The thaw of the nineteen-sixties culminated in 1968 in the nick of time: it was as if someone held down for a long time under water were given a moment of respite, to raise his head up and take a breath. Immediately the Sokol movement, the Scouts, the Churches all revived, along with a whole variety of professional and interest groups. The Club of Committed Non-Party Members was permitted, whereas any new political party was forbidden. I reckon that this taking of breath, moral and political, only occurred again twenty years later – with Charta 77.
There are other voices asking today whether this was wise at the time, seeing as there was no prospect of success. How was there not? Were you not aware, say these voices, that the Soviet Union simply would not allow this to be? The question is correct, the answer to it is however even more correct: this could not be and had not to be heeded! A nation just like any human individual has to be governed by instinct, by its feeling of strength, by will to action, it has to listen to its drive, invest its courage in an idea. It has to act, as long as it is alive. As in the life of an individual, so in the life of a nation there come certain opportunities, fitting moments, which have to be seized, because they may not soon be repeated.
The Poles had their uprising against Communism, of which they were proud, but what was the outcome?
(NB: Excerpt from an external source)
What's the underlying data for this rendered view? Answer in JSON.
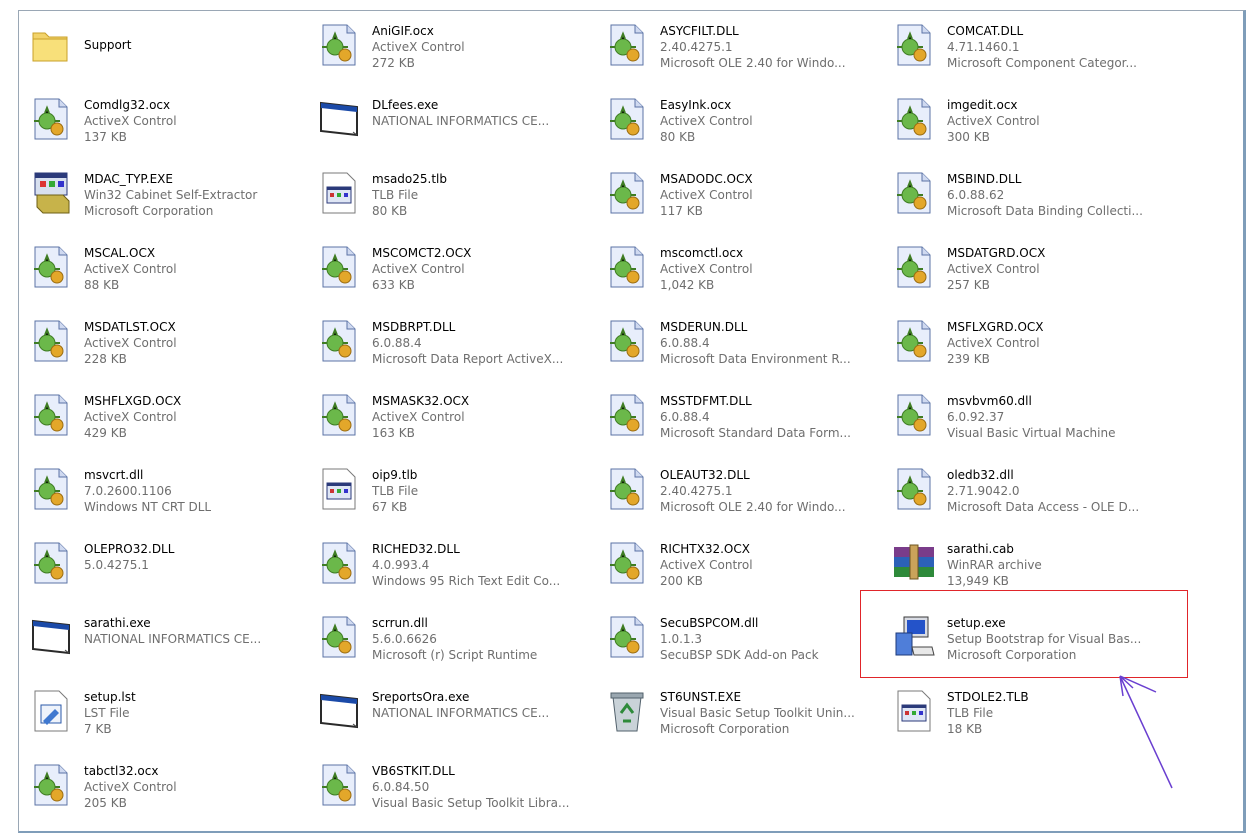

The Hungarians had their armed uprising, and what was the outcome? Yes, these are the signs of national character, they flash past, but they are not often reproducible. I think that our non-violent uprising was in keeping with our history, it contained something that continues in our living fibre. The forces that responded are hidden but continue, they can be awakened once more. And it seems to me that there is also an opportunity here, a theme, a question: Communism fell, and the causes which produced it are back. What are we to do about it?